DL - Qual sua avaliação do episódio ocorrido na Câmara?
Monsalvo - Especificamente, no caso em questão, é de se observar o seguinte: a população frequentadora da Paróquia da Aparecida tem todo direito à livre manifestação. Porém, a Igreja Católica Romana é, por natureza, hierárquica, tendo, assim, no bispo diocesano a figura continuada dos apóstolos de Cristo. O que está havendo, portanto, me parece um desrespeito à autoridade do bispo a começar pelo padre em questão, dado que a vocação sacerdotal é investida de missionariedade, transitoriedade; o que implica, no mínimo, um despreparo da comunidade e de seu pároco (vigário do bispo) em entender e aceitar esta dupla relação Católica — a missionariedade do sacerdote e a hierarquia da Igreja. E quando a Câmara faz tal moção, parece tomar partido por um erro de análise doutrinária. Caberia ao padre vir a público e demonstrar sua missão de vocacionado a ir servir a Deus aonde quer que seja e não semear tamanha discórdia entre comunidade, cidadãos santistas e travamento das votações de projetos de importância infinitamente maior.
Fica, Padre Carlos!
15 mil assinaturas até agora. Essa é a quantidade de católicos que assinaram o abaixo-assinado pela não saída do Padre Carlos Miranda da Paróquia Nossa Senhora Aparecida. A campanha “Fica, Padre Carlos” já realizou diversas manifestações pela Cidade em prol da permanência do pároco.

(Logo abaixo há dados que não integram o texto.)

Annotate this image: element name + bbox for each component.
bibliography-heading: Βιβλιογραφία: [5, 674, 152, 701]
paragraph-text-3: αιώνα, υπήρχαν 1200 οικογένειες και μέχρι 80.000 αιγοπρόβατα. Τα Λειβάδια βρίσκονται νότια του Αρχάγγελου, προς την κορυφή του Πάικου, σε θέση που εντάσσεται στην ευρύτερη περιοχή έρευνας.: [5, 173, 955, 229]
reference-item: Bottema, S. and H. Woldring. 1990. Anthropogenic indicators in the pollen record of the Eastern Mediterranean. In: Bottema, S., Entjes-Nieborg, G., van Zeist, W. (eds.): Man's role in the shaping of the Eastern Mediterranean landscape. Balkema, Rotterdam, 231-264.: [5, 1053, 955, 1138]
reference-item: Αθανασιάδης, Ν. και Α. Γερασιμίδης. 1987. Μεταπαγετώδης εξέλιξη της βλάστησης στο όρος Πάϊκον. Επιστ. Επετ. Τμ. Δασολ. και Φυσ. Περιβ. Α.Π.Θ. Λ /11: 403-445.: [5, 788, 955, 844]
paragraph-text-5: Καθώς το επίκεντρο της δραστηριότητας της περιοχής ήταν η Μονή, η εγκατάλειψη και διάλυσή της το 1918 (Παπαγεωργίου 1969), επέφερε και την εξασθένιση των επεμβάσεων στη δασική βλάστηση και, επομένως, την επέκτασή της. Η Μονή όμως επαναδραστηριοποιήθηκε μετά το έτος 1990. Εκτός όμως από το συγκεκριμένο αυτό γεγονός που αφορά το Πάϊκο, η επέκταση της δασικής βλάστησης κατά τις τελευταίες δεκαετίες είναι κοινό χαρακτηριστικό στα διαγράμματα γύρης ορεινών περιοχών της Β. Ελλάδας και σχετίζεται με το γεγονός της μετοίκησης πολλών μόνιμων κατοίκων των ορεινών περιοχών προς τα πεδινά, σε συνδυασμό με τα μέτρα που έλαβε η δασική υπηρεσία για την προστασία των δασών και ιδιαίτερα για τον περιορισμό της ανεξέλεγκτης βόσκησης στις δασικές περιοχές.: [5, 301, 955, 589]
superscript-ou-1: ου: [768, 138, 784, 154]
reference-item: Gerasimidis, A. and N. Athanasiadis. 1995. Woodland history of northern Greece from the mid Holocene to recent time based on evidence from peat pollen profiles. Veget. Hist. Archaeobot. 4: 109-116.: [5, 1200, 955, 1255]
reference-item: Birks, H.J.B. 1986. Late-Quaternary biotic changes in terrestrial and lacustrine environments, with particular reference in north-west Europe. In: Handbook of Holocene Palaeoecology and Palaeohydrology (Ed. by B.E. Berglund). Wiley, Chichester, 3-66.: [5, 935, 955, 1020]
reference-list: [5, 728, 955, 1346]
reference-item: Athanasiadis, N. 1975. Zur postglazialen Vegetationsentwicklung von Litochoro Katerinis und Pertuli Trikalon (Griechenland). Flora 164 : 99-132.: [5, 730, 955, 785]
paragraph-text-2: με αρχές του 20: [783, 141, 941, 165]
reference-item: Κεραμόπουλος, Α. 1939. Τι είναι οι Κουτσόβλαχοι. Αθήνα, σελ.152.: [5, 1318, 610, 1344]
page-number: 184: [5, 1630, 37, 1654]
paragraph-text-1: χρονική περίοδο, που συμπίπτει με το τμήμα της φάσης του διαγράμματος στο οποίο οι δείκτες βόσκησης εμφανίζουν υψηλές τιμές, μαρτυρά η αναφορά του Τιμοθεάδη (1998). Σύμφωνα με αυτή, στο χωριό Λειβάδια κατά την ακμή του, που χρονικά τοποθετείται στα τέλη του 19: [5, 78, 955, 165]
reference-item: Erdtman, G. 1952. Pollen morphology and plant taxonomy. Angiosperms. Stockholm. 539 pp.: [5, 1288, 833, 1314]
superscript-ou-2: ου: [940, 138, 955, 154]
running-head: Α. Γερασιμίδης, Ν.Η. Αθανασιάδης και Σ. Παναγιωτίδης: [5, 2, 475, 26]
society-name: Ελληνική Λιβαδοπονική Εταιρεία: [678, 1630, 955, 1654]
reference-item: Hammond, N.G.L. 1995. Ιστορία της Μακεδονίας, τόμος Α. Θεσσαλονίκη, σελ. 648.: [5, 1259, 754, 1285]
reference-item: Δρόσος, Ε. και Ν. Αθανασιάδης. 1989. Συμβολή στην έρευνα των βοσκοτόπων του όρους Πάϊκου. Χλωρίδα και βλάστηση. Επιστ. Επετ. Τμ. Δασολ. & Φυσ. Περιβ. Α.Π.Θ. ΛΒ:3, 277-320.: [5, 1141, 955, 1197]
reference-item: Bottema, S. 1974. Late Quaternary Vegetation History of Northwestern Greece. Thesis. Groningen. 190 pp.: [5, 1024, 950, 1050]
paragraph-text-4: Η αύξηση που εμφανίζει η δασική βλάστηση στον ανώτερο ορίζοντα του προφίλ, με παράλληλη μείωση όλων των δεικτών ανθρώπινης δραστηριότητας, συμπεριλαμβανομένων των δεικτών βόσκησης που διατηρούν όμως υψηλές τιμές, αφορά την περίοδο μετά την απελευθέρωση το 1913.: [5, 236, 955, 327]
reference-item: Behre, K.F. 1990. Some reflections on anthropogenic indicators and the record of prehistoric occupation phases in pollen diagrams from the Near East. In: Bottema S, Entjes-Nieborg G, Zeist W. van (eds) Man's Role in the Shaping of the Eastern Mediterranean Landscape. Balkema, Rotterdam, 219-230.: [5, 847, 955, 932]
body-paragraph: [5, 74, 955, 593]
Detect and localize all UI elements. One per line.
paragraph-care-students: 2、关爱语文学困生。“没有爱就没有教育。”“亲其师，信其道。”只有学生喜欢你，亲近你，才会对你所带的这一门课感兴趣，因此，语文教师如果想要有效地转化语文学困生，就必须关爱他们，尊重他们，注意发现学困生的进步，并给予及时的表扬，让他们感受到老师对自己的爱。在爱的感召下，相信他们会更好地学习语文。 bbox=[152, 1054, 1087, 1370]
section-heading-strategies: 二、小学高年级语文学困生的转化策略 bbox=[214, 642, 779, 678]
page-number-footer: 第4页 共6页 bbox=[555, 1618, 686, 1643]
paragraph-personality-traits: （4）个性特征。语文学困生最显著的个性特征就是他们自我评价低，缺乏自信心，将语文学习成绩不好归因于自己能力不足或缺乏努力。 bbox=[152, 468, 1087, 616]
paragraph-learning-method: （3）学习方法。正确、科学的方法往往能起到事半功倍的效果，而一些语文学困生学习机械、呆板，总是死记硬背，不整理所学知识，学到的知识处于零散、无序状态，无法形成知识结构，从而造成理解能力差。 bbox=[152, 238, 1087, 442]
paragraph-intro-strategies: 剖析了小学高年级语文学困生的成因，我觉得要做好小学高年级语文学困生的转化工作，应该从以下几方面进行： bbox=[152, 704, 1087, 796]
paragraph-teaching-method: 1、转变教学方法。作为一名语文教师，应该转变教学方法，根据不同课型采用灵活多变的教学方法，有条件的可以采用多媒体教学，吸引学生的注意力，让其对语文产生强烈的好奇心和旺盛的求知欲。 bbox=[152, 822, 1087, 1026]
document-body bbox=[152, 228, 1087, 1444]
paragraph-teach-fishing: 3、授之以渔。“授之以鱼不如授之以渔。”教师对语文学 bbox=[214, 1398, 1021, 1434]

“Mais de 500 pessoas participam das nossas ações. Além do abaixo-assinado, recebemos o apoio da Câmara Municipal e da Sociedade de Melhoramentos da Aparecida”, explicou Alexandre Borgonovi, idealizador do movimento.
O objetivo é sensibilizar o bispo diocesano Dom Jacyr Braido para que ele revogue a transferência do Padre Carlos. O pároco permanece na comunidade até o dia 31 de dezembro. A partir do dia 15 de janeiro, ele e mais dez padres da Região irão para outras paróquias. O futuro do padre da Aparecida é a Paróquia Nossa Senhora da Lapa, em Cubatão. Já na Paróquia Nossa Senhora Aparecida assumirá o Padre João Chungath, que então comandava a Paróquia Nossa Senhora Auxiliadora, no Parque das Bandeiras, em São Vicente.
“Ainda temos muitos projetos para realizar por aqui. O padre não quer ir, mas é obrigado a cumprir as normas da Diocese porque fez um juramento”, comenta Borgonovi.
A Diocese de Santos já declarou para a imprensa local que a mudança de paróquia é uma prática comum. Mesmo assim, a comunidade vai continuar tentando. “Vamos fazer uma passeata na orla da praia, vamos fazer um abraço coletivo e vamos fazer um Cerco de Jericó, sete dias de oração pela permanência do padre na paróquia”, garantiu Borgonovi.